Maybe this guy will cheer you up.

Cao was born in Vietnam but immigrated to the United States at age 8 with his older sister and younger brother. The Communists had jailed his father after the fall of Saigon in 1975, and Joseph was raised by an uncle in Houston where he attended middle and high school and was eventually reunited with his parents. Joseph attended Baylor University in pre-med, where he met a Catholic chaplain who introduced him to the Society of Jesus.

He entered the Jesuits in 1990, spending two years in the novitiate in Grand Coteau, Louisiana. While working as a Jesuit in Mexico he had an experience that led him out of the Order and into the world of politics.

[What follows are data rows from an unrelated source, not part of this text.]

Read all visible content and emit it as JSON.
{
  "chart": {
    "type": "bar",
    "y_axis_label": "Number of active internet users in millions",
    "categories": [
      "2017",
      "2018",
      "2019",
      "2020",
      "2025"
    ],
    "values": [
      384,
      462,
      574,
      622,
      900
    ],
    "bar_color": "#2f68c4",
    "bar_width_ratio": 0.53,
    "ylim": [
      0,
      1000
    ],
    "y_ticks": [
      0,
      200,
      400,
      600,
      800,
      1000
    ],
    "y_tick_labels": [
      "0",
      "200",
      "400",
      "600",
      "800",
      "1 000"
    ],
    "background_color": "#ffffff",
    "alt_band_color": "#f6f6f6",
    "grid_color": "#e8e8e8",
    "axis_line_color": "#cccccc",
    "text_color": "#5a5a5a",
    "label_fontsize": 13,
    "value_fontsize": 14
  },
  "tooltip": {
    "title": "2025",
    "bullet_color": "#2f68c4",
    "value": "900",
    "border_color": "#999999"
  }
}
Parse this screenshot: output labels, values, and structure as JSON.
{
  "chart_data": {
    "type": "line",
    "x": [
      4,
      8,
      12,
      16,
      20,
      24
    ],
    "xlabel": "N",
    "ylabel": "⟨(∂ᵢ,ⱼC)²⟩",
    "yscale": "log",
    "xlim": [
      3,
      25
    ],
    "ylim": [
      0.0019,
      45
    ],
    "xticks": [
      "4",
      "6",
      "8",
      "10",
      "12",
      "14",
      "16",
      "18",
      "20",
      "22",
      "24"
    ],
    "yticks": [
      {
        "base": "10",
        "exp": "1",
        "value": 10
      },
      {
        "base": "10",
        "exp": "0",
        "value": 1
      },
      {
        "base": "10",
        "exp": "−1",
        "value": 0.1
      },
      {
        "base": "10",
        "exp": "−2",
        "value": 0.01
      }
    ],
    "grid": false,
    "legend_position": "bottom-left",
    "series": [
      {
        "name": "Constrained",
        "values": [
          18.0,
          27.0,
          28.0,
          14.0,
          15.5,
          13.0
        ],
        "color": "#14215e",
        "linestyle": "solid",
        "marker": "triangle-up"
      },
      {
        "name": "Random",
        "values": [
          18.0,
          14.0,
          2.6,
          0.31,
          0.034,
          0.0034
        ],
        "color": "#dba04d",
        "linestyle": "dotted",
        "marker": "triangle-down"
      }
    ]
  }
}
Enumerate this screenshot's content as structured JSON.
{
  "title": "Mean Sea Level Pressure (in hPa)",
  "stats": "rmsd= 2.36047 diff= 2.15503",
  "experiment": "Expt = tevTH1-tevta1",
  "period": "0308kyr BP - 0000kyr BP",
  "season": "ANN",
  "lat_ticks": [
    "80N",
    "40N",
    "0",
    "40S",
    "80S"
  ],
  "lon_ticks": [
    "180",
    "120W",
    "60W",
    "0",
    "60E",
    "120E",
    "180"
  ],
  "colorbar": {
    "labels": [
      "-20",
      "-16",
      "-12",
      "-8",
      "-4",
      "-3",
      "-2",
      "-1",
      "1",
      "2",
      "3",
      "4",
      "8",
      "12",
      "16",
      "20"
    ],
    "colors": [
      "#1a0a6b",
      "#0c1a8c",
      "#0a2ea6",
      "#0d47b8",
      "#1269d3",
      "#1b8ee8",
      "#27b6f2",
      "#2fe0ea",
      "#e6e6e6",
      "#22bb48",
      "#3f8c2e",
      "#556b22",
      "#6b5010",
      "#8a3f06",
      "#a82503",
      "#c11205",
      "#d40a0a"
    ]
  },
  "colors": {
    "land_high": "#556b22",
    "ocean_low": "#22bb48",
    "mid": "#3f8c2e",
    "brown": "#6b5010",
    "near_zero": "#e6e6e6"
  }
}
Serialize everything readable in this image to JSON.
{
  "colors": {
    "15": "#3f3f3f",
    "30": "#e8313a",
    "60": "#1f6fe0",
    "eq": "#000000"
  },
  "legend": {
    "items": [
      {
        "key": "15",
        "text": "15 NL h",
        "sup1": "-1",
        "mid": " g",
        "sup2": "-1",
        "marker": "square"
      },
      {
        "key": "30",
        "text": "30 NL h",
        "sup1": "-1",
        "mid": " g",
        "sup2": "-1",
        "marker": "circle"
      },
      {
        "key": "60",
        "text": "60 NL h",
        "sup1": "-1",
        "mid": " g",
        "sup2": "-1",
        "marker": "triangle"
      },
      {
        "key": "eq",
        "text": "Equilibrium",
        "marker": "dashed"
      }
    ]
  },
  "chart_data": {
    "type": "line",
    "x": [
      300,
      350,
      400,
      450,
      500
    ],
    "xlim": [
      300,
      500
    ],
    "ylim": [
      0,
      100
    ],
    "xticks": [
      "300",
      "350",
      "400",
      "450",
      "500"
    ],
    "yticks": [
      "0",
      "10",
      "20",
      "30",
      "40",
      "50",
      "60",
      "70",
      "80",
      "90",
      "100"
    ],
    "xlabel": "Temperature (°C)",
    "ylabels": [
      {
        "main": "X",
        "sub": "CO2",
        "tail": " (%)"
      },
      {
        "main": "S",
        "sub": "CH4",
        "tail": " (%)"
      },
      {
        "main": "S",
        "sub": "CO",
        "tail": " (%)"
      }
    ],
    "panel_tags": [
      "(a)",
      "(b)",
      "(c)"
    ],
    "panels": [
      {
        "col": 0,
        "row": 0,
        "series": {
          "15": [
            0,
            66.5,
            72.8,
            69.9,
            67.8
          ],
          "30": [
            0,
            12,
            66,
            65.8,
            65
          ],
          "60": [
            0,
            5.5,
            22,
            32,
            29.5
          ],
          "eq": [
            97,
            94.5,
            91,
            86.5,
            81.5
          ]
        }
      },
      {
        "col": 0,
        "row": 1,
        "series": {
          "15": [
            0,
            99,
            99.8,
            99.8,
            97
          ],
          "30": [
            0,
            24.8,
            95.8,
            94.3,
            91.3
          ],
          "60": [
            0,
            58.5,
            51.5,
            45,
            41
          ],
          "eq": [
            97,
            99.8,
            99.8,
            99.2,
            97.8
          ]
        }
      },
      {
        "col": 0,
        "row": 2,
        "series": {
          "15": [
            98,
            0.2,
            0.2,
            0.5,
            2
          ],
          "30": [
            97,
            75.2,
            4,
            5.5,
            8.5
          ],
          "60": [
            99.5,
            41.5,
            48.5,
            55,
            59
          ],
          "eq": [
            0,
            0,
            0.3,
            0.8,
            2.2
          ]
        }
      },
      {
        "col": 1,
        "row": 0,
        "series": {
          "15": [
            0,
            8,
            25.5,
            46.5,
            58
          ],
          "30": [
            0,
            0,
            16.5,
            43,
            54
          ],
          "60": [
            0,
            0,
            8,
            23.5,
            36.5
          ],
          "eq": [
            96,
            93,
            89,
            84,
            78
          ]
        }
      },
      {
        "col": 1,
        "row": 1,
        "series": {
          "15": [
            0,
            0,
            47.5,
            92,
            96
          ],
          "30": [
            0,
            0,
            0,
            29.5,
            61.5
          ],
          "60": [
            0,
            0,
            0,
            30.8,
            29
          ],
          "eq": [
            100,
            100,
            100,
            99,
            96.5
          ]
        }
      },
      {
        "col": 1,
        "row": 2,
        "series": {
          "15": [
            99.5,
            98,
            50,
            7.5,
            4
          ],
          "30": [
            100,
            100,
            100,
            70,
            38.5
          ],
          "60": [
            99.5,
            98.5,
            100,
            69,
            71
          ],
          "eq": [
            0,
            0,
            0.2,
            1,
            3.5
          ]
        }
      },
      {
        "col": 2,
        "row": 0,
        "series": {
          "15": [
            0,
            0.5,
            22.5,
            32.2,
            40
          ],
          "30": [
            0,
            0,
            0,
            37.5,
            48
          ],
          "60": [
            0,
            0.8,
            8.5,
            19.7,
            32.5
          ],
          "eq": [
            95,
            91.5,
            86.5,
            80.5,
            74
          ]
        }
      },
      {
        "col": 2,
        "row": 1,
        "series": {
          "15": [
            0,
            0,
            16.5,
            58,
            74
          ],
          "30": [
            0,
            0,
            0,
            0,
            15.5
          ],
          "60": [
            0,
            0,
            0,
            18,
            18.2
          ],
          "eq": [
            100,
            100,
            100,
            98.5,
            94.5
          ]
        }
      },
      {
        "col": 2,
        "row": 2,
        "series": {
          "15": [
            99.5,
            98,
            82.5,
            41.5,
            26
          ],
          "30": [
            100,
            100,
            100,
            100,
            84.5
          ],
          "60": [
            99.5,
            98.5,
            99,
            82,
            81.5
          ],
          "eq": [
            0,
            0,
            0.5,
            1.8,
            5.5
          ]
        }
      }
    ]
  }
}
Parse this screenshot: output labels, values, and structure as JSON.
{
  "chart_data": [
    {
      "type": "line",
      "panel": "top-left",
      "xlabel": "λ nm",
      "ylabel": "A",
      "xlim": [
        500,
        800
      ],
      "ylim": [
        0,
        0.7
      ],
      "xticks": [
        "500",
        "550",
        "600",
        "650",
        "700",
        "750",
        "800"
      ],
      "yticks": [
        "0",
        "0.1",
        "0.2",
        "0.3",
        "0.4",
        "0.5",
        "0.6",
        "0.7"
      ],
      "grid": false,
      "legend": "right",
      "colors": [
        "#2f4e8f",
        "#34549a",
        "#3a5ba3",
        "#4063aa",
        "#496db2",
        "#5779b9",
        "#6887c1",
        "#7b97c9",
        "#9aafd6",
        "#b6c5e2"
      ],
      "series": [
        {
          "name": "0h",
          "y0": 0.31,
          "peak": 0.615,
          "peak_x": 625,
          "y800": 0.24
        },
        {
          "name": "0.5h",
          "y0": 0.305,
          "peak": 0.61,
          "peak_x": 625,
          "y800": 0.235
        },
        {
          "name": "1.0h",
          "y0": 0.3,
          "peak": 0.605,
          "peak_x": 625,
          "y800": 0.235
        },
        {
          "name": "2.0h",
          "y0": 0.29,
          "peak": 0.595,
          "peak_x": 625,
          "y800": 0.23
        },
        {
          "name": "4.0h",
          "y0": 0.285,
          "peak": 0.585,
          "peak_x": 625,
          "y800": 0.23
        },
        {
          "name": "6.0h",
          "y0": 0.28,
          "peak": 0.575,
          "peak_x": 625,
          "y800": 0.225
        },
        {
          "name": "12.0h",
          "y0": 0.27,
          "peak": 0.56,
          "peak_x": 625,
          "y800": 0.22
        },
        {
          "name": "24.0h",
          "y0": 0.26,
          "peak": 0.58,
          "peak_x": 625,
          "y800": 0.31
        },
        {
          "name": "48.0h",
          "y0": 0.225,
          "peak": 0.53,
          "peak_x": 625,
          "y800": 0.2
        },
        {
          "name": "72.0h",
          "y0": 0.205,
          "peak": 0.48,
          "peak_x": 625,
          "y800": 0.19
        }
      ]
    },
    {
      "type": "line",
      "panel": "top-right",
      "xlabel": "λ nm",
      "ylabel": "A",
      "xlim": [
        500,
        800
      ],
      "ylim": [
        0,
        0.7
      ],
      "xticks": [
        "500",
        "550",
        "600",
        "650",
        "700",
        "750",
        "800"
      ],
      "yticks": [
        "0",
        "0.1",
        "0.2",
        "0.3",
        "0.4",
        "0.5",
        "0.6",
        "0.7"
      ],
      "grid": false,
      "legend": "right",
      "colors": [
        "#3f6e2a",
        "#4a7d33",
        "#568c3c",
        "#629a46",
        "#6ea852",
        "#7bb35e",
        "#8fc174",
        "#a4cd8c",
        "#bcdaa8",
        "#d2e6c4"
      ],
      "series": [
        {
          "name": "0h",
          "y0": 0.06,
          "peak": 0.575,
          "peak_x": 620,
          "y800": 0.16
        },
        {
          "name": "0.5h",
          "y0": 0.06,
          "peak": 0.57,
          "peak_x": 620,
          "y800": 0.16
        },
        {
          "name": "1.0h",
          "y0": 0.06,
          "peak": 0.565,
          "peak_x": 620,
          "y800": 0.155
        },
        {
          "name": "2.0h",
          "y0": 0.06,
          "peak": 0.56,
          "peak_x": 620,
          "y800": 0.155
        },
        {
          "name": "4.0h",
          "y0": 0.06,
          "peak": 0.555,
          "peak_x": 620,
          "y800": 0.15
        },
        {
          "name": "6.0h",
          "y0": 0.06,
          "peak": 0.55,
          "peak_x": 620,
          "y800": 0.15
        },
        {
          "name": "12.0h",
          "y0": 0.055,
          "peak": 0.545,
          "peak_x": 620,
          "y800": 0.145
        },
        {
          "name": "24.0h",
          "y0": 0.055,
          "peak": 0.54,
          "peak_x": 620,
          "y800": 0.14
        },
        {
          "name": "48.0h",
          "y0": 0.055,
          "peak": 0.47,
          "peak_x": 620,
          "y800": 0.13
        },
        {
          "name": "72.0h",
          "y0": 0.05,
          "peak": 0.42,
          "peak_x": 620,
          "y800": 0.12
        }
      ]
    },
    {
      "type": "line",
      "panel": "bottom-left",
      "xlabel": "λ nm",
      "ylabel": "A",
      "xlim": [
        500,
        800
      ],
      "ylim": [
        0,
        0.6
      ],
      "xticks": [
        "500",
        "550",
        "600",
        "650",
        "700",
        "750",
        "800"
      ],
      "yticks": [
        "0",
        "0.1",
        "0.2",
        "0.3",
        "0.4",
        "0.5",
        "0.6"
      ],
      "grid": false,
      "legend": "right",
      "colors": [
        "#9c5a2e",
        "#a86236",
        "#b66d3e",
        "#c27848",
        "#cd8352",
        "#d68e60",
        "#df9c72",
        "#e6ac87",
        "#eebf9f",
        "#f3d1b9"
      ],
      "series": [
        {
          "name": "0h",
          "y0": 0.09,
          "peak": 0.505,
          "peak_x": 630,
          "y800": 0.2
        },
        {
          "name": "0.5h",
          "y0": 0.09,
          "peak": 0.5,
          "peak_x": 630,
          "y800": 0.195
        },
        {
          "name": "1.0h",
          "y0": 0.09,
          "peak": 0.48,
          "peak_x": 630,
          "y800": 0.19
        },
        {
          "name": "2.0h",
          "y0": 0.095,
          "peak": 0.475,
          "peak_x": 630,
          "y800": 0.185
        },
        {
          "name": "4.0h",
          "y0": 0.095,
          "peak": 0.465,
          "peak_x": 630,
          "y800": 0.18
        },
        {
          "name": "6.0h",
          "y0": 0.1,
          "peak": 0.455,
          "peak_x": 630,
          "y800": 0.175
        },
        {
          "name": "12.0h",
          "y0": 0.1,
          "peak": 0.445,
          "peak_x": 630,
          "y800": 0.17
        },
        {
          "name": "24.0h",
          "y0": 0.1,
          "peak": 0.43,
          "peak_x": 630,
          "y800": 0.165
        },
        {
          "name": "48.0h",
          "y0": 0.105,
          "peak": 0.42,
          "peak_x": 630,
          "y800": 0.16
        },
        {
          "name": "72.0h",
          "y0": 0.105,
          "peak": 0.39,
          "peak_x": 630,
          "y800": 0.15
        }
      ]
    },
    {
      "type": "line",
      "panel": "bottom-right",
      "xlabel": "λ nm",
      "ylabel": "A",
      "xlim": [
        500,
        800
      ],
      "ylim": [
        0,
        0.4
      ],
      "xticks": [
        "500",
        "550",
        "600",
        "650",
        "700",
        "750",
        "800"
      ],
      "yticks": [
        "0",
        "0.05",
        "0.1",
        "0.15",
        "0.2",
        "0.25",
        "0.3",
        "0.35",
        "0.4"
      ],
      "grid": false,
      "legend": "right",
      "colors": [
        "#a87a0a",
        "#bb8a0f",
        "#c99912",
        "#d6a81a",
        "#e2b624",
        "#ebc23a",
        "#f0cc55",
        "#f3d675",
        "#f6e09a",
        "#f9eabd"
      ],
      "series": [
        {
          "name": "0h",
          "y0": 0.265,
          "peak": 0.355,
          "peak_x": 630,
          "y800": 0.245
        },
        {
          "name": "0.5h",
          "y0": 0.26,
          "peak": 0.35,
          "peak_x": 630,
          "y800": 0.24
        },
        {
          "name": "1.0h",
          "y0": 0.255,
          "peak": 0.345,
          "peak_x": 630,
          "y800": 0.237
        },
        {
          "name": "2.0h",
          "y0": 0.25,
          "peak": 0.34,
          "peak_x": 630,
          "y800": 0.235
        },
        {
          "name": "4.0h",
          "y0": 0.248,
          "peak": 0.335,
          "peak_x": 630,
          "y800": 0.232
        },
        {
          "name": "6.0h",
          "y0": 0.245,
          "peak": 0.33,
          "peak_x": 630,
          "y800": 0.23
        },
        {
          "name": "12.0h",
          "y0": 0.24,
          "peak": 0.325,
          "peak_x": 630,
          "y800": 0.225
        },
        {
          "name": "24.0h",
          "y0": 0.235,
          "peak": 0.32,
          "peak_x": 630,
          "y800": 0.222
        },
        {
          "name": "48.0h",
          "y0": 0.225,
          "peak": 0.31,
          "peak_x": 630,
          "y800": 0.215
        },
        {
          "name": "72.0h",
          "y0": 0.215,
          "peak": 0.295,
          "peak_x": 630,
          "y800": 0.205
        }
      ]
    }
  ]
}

“I went all over the world to work with the poor and experienced a crisis of faith in Mexico over human suffering and God. I asked my spiritual director, ‘What is God doing about all this suffering?’ He told me that ‘God sends people to help.’ That was when I began to realize my calling was politics.”
Cao earned his M.A., in philosophy at Fordham University and spent a year teaching ethics at Loyola University, but left the Jesuits in May 1996. He earned a law degree and continued teaching at Loyola before he began his legal career as an associate at the Waltzer Law Firm. Cao left Waltzer to become in-house counsel for Boat People SOS.
Cao lost his bid in 2007 to become a state representative in his home state, but he wasn’t discouraged. “I have a deep faith, and I believe that I am called to public service.”
Running against an entrenched incumbent doesn’t faze Cao. “The election of Barack Obama suggests that people are willing to cross party and racial lines to vote for the person they think is best for the country and will bring accountability back into politics.”